In 2020, several large Indiana employers urged insurance carrier Anthem to renegotiate their contract with Parkview Health, a hospital system RAND researchers identified as one of the most expensive in the country. After months of tense back-and-forth, the pair reached a five-year deal expected to save Anthem customers $700 million.

Legislating, Regulating, Litigating

Some employer coalitions are advocating for more intervention by policymakers to cap health care prices or at least make them more transparent. States like Colorado and Indiana have passed price transparency legislation, and new federal rules now require more hospital price transparency on a national level. Advocates expect strong industry opposition to stiffer measures, like price caps, which recently failed in the Montana legislature. 

Other advocates are calling for more scrutiny by state and federal officials of hospital mergers and other anticompetitive practices. Some employers and unions have even resorted to suing hospitals like Sutter Health in California.

Employer Challenges

Employers face a few key barriers to purchasing health care in different and more efficient ways:

Provider Power

Hospitals tend to have much more market power than individual employers, and that power has grown in recent years, enabling them to raise prices. Even very large employers have geographically dispersed workforces, making it hard to exert much leverage over any given hospital. Some employers have tried forming purchasing coalitions to pool their buying power, but they face tricky organizational dynamics and laws that prohibit collusion.

Sophistication

Employers can attempt to lower prices by renegotiating contracts with hospitals or tailoring provider networks, but the work is complicated and rife with tradeoffs. Few employers are sophisticated enough, for example, to assess a provider’s quality or to structure hospital payments in new ways. Employers looking for insurers to help them have limited options, as that industry has also become highly consolidated.

Employee Blowback

Employers say they primarily provide benefits to recruit and retain happy and healthy employees.

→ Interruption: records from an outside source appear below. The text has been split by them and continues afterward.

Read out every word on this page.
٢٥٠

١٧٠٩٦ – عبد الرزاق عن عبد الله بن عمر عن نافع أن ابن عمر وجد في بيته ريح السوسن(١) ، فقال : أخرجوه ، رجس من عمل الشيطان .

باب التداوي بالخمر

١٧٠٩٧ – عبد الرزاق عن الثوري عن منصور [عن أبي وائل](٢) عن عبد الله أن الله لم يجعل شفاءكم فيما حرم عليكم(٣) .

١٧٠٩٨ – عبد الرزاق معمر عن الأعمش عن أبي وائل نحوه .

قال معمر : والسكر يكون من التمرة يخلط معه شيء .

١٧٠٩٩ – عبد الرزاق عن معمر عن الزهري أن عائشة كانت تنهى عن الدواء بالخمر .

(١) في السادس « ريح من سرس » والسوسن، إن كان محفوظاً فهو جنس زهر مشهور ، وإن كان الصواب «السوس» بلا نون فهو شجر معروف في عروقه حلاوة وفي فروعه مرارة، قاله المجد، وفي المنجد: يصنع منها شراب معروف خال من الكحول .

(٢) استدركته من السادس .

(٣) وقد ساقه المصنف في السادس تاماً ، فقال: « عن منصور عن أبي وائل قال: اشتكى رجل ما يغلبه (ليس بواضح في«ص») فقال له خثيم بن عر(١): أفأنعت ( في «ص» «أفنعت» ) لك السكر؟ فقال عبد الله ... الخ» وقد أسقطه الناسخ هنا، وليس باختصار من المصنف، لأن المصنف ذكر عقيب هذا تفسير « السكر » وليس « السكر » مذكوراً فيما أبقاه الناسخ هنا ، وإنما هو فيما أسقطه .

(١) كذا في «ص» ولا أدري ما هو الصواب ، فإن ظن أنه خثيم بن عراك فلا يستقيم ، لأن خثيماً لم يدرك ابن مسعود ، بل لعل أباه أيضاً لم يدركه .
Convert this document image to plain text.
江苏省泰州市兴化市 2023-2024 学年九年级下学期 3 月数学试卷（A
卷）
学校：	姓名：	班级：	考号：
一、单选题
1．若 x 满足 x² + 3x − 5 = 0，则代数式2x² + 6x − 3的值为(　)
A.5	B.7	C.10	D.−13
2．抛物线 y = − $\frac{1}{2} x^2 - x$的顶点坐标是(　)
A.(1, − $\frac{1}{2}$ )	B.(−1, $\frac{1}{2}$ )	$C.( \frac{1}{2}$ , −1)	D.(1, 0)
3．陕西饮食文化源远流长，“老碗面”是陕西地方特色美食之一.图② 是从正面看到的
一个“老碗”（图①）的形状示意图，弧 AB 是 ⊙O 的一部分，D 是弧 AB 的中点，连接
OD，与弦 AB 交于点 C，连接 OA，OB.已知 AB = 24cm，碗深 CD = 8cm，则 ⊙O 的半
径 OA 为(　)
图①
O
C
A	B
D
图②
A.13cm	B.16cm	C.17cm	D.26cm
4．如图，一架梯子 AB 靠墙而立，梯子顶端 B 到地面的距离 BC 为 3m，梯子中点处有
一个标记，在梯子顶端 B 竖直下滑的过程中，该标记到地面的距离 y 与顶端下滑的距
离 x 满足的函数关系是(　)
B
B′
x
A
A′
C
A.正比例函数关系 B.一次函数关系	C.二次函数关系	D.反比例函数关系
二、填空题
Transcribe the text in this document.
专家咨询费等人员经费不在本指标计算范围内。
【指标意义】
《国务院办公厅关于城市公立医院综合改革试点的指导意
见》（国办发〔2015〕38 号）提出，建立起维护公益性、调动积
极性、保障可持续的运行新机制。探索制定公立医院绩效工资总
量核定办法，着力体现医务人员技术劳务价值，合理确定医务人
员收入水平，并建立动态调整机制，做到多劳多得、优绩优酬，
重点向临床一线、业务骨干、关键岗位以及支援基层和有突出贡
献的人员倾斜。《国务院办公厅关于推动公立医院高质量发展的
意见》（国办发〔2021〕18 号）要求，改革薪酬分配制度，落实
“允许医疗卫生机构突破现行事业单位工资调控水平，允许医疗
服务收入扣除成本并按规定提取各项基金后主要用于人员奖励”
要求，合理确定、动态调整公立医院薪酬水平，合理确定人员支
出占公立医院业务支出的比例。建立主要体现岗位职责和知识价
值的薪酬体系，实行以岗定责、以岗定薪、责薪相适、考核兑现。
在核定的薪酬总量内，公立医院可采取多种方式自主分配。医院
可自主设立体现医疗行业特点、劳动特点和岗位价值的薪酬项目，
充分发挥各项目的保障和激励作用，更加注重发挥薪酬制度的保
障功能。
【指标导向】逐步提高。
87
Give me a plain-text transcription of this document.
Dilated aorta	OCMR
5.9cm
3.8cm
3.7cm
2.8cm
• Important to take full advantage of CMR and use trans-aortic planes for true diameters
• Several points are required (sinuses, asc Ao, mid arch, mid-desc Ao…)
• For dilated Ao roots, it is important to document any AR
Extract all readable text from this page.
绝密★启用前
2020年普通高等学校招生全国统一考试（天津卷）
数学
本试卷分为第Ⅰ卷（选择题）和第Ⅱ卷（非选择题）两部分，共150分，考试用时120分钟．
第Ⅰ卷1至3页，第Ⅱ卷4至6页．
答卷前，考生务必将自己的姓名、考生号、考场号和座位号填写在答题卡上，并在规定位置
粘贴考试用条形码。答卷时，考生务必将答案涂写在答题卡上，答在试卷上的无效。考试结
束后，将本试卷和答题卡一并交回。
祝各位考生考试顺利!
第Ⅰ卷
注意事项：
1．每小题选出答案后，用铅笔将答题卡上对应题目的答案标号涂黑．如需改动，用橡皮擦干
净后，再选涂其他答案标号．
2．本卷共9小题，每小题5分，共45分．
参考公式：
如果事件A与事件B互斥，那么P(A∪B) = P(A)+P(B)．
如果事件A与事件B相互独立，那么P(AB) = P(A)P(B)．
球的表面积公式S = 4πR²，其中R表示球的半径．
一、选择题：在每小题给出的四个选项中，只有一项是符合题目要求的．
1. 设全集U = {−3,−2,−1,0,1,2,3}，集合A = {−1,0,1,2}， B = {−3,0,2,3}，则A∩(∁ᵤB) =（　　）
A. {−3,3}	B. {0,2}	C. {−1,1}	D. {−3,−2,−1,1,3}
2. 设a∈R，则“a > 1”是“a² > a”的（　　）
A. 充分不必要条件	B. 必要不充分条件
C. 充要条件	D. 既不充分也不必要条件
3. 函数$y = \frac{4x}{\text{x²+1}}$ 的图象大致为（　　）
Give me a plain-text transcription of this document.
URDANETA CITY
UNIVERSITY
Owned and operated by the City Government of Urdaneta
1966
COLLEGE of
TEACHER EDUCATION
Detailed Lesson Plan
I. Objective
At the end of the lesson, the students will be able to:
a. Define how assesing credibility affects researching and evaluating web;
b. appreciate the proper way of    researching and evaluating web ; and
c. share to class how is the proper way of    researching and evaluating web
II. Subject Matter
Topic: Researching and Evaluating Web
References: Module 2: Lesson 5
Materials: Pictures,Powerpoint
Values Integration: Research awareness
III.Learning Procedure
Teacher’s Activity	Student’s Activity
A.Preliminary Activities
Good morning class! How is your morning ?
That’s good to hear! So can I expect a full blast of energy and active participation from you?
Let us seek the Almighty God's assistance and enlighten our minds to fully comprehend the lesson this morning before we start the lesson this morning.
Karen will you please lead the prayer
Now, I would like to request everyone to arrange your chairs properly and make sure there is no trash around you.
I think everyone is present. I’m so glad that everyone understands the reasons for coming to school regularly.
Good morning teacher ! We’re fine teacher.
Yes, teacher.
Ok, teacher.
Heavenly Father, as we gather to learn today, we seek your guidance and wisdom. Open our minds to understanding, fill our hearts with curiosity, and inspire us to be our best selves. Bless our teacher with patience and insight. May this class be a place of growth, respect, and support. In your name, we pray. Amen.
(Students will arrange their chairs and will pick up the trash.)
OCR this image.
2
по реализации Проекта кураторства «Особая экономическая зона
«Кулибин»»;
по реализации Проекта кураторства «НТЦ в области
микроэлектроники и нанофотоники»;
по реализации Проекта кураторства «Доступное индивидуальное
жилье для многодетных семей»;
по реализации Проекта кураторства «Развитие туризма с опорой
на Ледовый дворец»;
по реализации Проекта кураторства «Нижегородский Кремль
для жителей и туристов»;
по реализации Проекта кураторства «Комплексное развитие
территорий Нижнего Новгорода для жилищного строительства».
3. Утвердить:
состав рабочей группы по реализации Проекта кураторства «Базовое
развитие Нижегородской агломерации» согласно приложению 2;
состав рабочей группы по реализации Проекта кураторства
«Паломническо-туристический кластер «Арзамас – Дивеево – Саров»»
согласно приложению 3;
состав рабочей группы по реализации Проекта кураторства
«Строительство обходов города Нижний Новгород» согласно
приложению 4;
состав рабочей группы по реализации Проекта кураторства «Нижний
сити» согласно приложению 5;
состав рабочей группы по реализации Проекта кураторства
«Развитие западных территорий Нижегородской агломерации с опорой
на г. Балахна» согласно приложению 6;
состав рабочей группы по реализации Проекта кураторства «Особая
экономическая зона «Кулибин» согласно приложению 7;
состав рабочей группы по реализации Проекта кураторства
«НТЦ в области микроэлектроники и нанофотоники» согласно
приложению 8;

Many are reluctant to risk upsetting employees by cutting out expensive providers or redesigning benefits in other ways.recent KFF survey found just 4% of employers had dropped a hospital in order to cut costs.

The Tradeoffs

Employers play a unique role in the United States health care system, and in the lives of the 150 million Americans who get insurance through work. For years, critics have questioned the wisdom of an employer-based health care system, and massive job losses created by the pandemic have reinforced those doubts for many.

Assuming employers do continue to purchase insurance on behalf of millions of Americans, though, focusing on lowering the prices they pay is one promising path to lowering total costs. However, as noted above, hospitals have expressed concern over the financial pressures they may face under these new deals. Complex benefit design strategies, like narrow or tiered networks, also run the risk of harming employees, who may make suboptimal choices or experience cost surprises. Finally, these strategies do not necessarily address other drivers of high costs including drug prices and wasteful care.